Villa Gomes: a Villa Brasilia em Maggianico/Lecco e o seu brasão

brasilidade e italianidade em sintonia com o cosmos:
a lira substituindo a esfera armilar e a
Divina Commedia


50 anos de homenagem a Carlos Gomes em São Paulo (1966)

40 anos do início do programa euro-brasileiro em Milão (1976)

30 anos do Ano Carlos Gomes (1986)

 
Villa Gomes. Foto A.A.Bispo 2016. Copyright

A Villa Brasilia em Maggianico, junto a Lecco, conhecida hoje antes como Villa Gomes, é um monumento da história da arquitetura, da presença brasileira no Exterior e das relações Itália-Brasil. Ela traz o nome daquele que a mandou construir, que nela viveu alguns anos e que marcou a época máxima de sua existência como centro intelectual e artístico: o compositor Antonio Carlos Gomes (1836-1896).
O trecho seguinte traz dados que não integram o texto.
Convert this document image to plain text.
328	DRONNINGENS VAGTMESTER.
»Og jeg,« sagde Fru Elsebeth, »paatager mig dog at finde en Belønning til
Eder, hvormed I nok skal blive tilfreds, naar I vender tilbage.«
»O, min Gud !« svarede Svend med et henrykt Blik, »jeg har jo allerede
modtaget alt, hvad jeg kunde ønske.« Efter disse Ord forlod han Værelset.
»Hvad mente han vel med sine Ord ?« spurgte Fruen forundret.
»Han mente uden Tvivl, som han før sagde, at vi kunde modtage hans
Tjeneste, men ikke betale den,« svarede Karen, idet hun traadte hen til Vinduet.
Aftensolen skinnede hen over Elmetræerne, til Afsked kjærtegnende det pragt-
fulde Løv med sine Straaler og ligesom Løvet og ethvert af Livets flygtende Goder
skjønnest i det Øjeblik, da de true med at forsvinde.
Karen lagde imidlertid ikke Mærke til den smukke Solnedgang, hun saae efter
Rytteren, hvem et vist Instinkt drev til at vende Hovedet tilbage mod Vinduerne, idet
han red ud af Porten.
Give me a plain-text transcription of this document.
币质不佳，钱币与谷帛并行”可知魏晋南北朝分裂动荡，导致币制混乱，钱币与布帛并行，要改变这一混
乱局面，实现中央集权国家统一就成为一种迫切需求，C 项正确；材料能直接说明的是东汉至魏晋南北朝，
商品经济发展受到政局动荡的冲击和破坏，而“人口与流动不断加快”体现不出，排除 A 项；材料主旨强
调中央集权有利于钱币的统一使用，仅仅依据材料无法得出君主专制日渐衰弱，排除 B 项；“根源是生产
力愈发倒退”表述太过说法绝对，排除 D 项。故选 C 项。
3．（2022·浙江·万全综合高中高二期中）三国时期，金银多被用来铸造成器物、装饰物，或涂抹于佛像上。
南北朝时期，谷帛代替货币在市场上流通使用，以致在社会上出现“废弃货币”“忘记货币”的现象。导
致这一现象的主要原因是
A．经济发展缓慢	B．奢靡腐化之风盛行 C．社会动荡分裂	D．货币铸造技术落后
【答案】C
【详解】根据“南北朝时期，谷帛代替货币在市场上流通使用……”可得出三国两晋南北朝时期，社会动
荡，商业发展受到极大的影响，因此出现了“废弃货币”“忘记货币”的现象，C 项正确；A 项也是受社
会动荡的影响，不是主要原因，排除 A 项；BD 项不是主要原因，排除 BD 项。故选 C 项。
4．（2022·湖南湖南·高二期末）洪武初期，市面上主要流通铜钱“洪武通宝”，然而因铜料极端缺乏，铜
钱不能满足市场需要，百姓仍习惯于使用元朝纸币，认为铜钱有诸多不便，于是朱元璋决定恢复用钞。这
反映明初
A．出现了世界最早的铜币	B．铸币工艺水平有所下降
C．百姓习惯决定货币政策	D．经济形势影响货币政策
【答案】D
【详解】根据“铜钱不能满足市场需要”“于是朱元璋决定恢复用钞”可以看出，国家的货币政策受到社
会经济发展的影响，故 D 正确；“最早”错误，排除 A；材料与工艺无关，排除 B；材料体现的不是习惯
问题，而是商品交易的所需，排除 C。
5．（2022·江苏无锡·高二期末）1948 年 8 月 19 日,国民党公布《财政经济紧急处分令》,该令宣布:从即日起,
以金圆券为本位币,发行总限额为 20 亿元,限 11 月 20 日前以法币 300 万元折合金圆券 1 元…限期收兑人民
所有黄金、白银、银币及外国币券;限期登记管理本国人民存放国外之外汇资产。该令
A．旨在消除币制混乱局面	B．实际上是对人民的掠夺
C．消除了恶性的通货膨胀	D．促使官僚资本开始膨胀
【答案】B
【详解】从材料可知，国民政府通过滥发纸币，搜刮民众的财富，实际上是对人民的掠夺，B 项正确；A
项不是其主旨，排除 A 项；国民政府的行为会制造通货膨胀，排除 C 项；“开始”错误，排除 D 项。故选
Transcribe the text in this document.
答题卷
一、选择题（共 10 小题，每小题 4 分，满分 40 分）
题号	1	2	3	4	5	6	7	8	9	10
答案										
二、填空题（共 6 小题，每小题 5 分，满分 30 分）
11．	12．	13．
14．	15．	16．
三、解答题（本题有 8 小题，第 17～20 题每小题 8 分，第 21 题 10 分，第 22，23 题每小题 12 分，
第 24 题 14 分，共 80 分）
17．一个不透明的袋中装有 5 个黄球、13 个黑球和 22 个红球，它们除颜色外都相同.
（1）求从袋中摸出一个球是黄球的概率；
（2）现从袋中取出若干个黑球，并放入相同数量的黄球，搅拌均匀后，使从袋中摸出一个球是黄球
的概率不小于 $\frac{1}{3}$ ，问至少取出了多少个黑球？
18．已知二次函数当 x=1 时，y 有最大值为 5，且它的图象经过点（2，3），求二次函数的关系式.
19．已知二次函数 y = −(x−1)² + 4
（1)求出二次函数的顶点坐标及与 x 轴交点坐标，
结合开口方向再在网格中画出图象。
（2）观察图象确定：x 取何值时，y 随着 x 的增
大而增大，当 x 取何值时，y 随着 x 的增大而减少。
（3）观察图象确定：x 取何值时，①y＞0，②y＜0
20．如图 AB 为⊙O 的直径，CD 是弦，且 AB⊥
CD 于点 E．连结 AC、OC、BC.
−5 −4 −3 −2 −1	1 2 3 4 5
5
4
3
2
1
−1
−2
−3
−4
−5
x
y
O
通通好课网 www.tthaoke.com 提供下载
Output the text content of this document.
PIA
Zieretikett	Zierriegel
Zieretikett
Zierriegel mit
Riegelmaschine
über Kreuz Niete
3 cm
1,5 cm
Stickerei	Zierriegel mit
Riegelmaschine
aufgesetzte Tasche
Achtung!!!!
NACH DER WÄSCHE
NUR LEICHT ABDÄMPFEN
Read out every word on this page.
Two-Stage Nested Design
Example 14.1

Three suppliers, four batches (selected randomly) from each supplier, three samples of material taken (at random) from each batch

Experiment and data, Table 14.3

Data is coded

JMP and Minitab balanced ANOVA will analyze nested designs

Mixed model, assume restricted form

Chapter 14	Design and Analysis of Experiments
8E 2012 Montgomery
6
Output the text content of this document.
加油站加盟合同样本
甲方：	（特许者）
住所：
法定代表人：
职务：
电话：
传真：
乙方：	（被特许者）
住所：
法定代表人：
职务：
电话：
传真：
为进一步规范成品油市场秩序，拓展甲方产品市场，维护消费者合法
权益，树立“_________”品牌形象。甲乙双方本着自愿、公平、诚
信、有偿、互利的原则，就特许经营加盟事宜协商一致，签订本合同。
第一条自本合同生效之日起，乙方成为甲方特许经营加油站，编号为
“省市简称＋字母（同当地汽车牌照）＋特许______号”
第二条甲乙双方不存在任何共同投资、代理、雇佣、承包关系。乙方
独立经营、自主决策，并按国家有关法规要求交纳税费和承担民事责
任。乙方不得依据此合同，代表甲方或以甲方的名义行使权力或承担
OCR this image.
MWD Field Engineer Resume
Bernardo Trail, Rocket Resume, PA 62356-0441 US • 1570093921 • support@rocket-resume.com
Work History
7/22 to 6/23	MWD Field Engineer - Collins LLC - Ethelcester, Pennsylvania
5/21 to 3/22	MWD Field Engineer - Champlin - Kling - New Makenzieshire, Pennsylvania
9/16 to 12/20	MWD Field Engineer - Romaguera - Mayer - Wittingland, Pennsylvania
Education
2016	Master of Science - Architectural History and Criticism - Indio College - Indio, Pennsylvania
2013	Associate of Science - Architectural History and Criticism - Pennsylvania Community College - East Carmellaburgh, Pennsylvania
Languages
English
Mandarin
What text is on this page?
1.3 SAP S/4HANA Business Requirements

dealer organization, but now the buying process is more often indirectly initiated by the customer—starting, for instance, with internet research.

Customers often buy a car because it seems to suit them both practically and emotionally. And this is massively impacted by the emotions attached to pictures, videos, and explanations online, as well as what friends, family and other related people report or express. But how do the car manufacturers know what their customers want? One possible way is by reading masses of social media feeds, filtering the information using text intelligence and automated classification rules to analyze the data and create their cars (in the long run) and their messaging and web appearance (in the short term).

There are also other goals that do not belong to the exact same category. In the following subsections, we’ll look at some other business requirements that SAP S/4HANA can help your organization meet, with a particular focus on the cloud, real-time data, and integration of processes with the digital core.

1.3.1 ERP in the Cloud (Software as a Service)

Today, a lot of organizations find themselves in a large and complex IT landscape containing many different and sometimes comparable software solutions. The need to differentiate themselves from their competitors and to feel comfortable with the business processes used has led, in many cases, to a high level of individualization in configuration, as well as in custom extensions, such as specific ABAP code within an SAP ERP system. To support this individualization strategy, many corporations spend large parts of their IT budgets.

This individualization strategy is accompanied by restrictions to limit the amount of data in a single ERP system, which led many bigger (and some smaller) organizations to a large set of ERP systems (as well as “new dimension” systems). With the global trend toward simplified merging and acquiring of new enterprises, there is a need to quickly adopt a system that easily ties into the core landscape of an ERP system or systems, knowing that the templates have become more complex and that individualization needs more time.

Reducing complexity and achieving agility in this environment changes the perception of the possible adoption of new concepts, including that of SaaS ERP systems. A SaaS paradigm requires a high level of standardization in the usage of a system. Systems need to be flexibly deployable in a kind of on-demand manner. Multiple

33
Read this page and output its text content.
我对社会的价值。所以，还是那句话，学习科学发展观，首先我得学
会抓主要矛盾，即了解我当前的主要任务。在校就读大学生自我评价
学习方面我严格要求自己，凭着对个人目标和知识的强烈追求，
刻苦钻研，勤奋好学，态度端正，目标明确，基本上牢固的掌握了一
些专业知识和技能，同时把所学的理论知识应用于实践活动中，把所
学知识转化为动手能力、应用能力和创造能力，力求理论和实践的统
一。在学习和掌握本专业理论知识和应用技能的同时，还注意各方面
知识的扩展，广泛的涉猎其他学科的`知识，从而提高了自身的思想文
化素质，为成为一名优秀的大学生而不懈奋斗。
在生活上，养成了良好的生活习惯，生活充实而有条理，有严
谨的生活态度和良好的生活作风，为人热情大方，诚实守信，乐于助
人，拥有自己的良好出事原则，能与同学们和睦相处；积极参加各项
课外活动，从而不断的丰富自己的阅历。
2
Villa Gomes. Foto A.A.Bispo 2016. Copyright

A Villa Brasilia ou Villa Gomes é um edifício significativo do extraordinário patrimônio de bens arquitetônicos do norte da Itália, marcado que é desde a Renascença pelas suas grandes villas rodeadas de parques. É uma construção também indispensável de ser considerada sob a perspectiva do Brasil e dos estudos ítalo-brasileiros. Pode contribuir ao desenvolvimento de estudos da arquitetura e do paisagismo orientados segundo processos culturais em contextos internacionais.


É nesse contexto que a Villa Gomes adquire significado especial no rol das muitas casas de compositores que hoje abrigam museus ou arquivos. Diferentemente, porém, de casas relativamente modestas de nascimento ou de vida de compositores como, entre outras, as de Bach em Eisenach, as de Mozart em Salzburg ou Augsburg, a Beethoven em Bonn ou a de Brahms em Hamburg, a representativa Villa brasileira merece ser considerada antes em paralelos com aquela poucos anos antes construida por Richard Wagner - a Haus Wahnfried, uma vez que a sua edificação também foi marcada por imagens, ideais e multiplas associações.


Uma principal diferença nesses paralelos reside no fato de Carlos Gomes não ter construído a residência no seu país seu país natal, mas sim no Exterior, em contexto cultural estrangeiro. Neste caso, a Villa Gomes passa a ser significativo objeto de atenção de estudos da arquitetura a serviço ou nas suas relações com a representação do Brasil no Exterior. Ela antecedeu, e em iniciativa particular, os portentosos pavilhões que a República levantou em exposições internacionais a serviço da promoção das relações comerciais e da apresentação do país como nação civilizada e de progresso, assim como do reconhecimento da forma de govêrno e seus políticos. (Veja)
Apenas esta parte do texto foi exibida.